MCAT Biochemistry Review
Chapter 10: Carbohydrate Metabolism II: Aerobic Respiration
10.4 Oxidative Phosphorylation
We have arrived at the payout site of aerobic respiration: ATP synthesis. Knowing the nuances of ATP synthesis is an absolute must by Test Day. The link between electron transport and ATP synthesis starts with a protein complex called ATP synthase, which spans the entire inner mitochondrial membrane and protrudes into the matrix.
A small fraction—only 13 of the approximately 100 polypeptides necessary for oxidative phosphorylation—are encoded by mitochondrial DNA. The significance of this fact is that mitochondrial DNA has a mutation rate nearly ten times higher than that of nuclear DNA.
The proton-motive force interacts with the portion of ATP synthase that spans the membrane, which is called the F0 portion. F0 functions as an ion channel, so protons travel through F0 along their gradient back into the matrix. As this happens, a process called chemiosmotic coupling allows the chemical energy of the gradient to be harnessed as a means of phosphorylating ADP, thus forming ATP. In other words, the ETC generates a high concentration of protons in the intermembrane space, which then flows through the F0 ion channel of ATP synthase back into the matrix.
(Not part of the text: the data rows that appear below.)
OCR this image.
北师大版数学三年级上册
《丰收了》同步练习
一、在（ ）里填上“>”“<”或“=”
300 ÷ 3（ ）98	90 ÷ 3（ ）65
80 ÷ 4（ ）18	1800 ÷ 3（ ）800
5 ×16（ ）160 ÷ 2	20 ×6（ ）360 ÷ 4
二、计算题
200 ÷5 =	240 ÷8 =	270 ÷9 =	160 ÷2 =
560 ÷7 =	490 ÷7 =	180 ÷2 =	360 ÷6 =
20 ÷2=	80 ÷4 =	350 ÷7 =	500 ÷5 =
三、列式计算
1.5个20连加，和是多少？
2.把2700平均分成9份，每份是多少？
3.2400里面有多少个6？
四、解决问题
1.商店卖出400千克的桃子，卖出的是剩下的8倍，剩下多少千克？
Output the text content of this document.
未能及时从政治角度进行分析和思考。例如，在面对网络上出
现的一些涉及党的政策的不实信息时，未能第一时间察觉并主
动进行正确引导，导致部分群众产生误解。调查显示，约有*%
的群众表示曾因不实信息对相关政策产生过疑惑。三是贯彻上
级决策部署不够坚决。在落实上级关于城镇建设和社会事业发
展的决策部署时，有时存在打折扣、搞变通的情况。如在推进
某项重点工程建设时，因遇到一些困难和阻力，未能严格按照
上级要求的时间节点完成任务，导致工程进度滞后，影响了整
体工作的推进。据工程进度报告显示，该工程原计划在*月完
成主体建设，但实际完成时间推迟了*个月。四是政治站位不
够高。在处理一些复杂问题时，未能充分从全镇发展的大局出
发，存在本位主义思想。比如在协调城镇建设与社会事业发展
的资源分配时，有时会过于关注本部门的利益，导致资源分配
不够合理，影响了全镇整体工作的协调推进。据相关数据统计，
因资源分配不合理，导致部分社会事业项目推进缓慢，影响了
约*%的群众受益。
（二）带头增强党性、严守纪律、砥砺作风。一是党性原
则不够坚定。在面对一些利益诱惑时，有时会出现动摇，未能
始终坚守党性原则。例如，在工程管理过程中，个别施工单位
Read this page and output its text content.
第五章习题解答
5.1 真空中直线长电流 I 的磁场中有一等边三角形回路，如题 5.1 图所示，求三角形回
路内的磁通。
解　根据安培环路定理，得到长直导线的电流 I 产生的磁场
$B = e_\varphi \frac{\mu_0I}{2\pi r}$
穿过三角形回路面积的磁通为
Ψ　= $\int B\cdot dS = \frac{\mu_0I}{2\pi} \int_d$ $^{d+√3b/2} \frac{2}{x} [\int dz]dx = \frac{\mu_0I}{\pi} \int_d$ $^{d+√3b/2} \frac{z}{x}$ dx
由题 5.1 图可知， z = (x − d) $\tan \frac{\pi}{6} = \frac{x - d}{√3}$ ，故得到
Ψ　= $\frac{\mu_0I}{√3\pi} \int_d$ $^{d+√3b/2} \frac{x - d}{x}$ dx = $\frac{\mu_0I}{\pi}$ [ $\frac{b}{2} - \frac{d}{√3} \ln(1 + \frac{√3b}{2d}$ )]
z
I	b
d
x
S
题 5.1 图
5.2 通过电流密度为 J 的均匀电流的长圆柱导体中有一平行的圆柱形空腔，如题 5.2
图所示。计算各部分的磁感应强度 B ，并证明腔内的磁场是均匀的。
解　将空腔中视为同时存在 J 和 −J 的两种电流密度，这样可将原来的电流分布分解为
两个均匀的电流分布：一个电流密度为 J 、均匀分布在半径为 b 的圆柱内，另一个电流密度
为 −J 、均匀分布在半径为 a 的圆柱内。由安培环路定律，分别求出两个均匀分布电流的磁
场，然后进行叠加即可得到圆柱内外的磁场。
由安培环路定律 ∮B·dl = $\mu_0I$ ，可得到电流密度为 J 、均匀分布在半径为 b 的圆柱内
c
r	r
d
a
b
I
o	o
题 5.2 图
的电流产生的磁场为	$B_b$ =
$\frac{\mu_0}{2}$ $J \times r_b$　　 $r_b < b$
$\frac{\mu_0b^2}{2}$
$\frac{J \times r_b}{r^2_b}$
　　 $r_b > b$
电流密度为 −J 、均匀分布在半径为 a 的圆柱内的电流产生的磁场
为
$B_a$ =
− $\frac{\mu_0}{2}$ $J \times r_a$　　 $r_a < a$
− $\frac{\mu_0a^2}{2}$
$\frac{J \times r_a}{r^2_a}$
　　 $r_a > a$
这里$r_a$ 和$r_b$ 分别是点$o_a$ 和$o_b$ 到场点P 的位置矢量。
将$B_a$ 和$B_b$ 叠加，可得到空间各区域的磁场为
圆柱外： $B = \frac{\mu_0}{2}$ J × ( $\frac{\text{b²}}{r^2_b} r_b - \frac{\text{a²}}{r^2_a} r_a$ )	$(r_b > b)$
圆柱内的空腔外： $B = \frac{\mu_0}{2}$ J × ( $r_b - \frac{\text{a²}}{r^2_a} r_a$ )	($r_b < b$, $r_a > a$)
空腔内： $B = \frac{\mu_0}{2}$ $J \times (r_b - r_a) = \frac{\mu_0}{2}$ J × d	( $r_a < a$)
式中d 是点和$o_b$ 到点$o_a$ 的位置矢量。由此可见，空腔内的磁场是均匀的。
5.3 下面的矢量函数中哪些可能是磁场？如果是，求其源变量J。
As this happens, the other portion of ATP synthase, which is called the F1 portion, utilizes the energy released from this electrochemical gradient to phosphorylate ADP to ATP, as demonstrated in Figure 10.16. The specific mechanism by which ADP is actually phosphorylated is still a matter of debate.
Figure 10.16. ATP Synthase Reaction ATP synthase generates ATP from ADP and inorganic phosphate by allowing high-energy protons to move down the concentration gradient created by the electron transport chain.
Chemiosmotic coupling describes a direct relationship between the proton gradient and ATP synthesis. It is the predominant mechanism accepted in the scientific community when describing oxidative phosphorylation. However, another mechanism called conformational couplingsuggests that the relationship between the proton gradient and ATP synthesis is indirect. Instead, ATP is released by the synthase as a result of conformational change caused by the gradient. In this mechanism, the F1 portion of ATP synthase is reminiscent of a turbine, spinning within a stationary compartment to facilitate the harnessing of gradient energy for chemical bonding.
When tackling complex mechanisms such as chemiosmotic coupling on Test Day, it's easy to make mistakes such as interpreting a pH drop to be a [H+] drop instead of a rise in proton concentration. Always read actively in order to avoid such mistakes.
So we now know how we generate ATP, but how much energy was required to do so? When the proton-motive force is dissipated through the F0 portion of ATP synthase, the free energy change of the reaction, ΔG°′, is a highly exergonic reaction. This makes sense because phosphorylating ADP to form ATP is an endergonic process. So, by coupling these reactions, the energy harnessed from one reaction can drive another.
Uncouplers are compounds that prevent ATP synthesis without affecting the ETC, thus greatly decreasing the efficiency of the ETC/oxidative phosphorylation pathway. Because ADP builds up and ATP synthesis decreases, the body responds to this perceived lack of energy by increasing O2 consumption and NADH oxidation. The energy produced from the transport of electrons is released as heat. An example would be the fever experienced with toxic levels of salicylates, including aspirin.
Because the citric acid cycle provides the electron-rich molecules that feed into the ETC, it should come as no surprise that the rates of oxidative phosphorylation and the citric acid cycle are closely coordinated. Always think of O2 and ADP as the key regulators of oxidative phosphorylation. If O2 is limited, the rate of oxidative phosphorylation decreases, and the concentrations of NADH and FADH2 increase. The accumulation of NADH, in turn, inhibits the citric acid cycle. The coordinated regulation of these pathways is known as respiratory control. In the presence of adequate O2, the rate of oxidative phosphorylation is dependent on the availability of ADP. The concentrations of ADP and ATP are reciprocally related; an accumulation of ADP is accompanied by a decrease in ATP and the amount of energy available to the cell. Therefore, ADP accumulation signals the need for ATP synthesis. ADP allosterically activates isocitrate dehydrogenase, thereby increasing the rate of the citric acid cycle and the production of NADH and FADH2. The elevated levels of these reduced coenzymes, in turn, increase the rate of electron transport and ATP synthesis.
MCAT Concept Check 10.4:
Before you move on, assess your understanding of the material with these questions.
1. What is the difference between the ETC and oxidative phosphorylation? What links the two?
2. The ΔG° of NADH reducing oxygen directly is significantly greater than any individual step along the electron transport chain. If this is the case, why does transferring electrons along the ETC generate more ATP than direct reduction of oxygen by NADH?